Не успел официант принести шерри, как над площадью взмыла ракета, возвестив начало фиесты. Ракета взорвалась, оставив серый шар дыма над театром «Гаяр», по другую сторону плазы. Шар дыма висел в небе, точно от шрапнели, и пока я смотрел на него, взмыла другая ракета, прошив дым на ярком солнце. Я увидел яркую вспышку при взрыве, и возникло второе облачко дыма. Когда взорвалась вторая ракета, в аркаде, только что пустой, было уже столько народу, что официант, подняв бутылку высоко над головой, с трудом пробрался через толпу к нашему столику. Со всех сторон люди стекались на площадь, и мы услышали приближавшиеся дудки, флейты и барабаны. Они играли ряу-ряу[92] – визжали дудки, гремели барабаны, а за ними танцевали на ходу мужчины и подростки. Когда флейты смолкали, танцоры приседали, а когда свирели с флейтами взвизгивали и плоские, гулкие барабаны вновь били дробь, танцоры взвивались в воздух. От танцоров было видно только головы и плечи, то и дело выныривавшие из толпы.
На площади кто-то, скрючившись, играл на свирели, а за ним тянулась ватага ребят, шумевших и дергавших его за одежду. Пройдя за ним по площади мимо кафе, ребята скрылись в переулке. Когда они проходили мимо кафе, мы увидели лицо игравшего на свирели – рябое и снулое, безразличное к ребятам, шумевшим и дергавшим его.
– Это же, наверно, деревенский дурачок, – сказал Билл. – Бог ты мой! Вы только посмотрите!
По улице шли танцоры. Улица была запружена танцорами, сплошь мужчинами. Все они шли за флейтистами и барабанщиками, танцуя под музыку. Это было какое-то общество; все носили синие рабочие блузы и красные платки вокруг шеи, и несли большое полотнище на двух шестах. Полотнище приплясывало вместе с ними, пока они шли, окруженные толпой.
«Слава вину! Слава иностранцам»! – гласило полотнище.
– А где иностранцы? – спросил Роберт Кон.
– Мы – иностранцы, – сказал Билл.
Все это время взмывали ракеты. Все столики кафе были уже заняты. Толпа оттекала с площади и заполняла кафе.

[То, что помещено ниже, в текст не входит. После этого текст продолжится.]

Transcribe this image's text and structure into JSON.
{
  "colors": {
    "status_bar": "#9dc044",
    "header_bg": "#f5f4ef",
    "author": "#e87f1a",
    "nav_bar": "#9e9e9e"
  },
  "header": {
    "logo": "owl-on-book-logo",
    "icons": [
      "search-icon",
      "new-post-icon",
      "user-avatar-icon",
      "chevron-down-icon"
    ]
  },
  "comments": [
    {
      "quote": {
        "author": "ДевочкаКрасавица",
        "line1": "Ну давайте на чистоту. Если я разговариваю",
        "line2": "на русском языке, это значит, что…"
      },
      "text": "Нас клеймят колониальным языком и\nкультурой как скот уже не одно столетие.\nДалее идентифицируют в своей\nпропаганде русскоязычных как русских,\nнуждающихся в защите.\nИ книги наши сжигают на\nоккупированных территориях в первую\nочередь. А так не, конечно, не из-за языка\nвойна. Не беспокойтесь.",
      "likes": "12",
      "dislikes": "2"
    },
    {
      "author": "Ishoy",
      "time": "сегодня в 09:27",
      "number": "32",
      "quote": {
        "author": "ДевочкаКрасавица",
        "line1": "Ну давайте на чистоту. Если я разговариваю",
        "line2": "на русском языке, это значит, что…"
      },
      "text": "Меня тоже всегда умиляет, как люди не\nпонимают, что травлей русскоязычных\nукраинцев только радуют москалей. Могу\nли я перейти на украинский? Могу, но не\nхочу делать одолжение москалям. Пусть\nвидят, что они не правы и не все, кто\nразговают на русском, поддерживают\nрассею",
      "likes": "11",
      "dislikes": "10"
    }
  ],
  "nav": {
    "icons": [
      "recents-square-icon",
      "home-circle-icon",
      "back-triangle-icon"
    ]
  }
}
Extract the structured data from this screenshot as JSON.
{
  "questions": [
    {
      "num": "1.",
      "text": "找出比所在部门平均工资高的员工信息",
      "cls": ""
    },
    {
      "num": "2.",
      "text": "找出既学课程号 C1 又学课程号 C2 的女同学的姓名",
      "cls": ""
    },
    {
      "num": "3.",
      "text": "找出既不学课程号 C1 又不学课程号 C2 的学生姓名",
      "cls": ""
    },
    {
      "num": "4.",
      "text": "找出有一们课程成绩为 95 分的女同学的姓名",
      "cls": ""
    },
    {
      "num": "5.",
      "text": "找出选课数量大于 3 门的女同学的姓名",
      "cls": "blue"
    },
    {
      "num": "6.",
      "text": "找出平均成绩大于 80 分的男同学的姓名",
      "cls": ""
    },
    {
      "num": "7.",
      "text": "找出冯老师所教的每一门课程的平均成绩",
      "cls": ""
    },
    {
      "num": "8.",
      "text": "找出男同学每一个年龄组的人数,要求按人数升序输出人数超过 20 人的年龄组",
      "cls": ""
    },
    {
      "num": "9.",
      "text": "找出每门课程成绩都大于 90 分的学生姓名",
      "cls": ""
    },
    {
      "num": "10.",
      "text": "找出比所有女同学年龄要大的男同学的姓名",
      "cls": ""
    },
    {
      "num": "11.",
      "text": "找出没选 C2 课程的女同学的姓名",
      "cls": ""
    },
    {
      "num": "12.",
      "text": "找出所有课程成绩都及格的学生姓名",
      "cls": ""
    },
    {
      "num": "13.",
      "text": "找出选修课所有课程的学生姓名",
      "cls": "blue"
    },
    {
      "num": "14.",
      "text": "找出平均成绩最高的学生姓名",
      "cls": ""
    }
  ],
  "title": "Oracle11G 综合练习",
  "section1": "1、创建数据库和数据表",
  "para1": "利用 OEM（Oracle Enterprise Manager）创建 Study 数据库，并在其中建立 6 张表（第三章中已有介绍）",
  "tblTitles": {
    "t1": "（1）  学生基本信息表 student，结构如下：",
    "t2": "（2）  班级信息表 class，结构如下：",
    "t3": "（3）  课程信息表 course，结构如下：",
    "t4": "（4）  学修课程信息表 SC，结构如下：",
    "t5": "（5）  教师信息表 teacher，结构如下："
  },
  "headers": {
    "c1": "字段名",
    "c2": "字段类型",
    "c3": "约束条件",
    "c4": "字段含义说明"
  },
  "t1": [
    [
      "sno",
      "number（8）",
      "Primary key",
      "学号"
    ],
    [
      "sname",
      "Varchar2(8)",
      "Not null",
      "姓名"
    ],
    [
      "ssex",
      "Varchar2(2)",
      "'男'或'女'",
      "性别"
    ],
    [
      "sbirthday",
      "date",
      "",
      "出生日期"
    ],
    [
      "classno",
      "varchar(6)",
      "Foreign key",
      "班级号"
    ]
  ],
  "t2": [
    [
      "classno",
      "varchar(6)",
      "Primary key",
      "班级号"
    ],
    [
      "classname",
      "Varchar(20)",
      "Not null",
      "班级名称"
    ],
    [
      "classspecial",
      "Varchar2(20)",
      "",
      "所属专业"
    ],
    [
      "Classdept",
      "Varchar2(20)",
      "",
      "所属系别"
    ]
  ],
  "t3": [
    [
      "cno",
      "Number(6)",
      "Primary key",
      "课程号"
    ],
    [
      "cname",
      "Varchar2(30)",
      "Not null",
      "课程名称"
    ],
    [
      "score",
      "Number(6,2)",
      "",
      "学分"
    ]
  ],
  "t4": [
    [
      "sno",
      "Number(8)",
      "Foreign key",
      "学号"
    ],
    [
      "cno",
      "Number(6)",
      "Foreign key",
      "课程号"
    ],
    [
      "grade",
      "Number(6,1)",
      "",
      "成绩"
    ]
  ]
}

– Где Бретт и Майк? – спросил Билл.
– Я схожу приведу их, – сказал Кон.
– Тащи их сюда.
Фиеста действительно началась. Она длилась семь дней, днями и ночами. Продолжались танцы, продолжалась выпивка, не смолкал шум и гам. Творилось все, что могло твориться только во время фиесты. Все в итоге становилось совершенно нереальным, и казалось, что ни делай, не будет никаких последствий. Мысли о последствиях казались неуместными во время фиесты. Всю фиесту тебя не оставляло чувство, даже когда было тихо, что любые слова нужно выкрикивать, чтобы тебя услышали. И такое же чувство сопровождало всякое действие. Это была фиеста, и она продолжалась семь дней.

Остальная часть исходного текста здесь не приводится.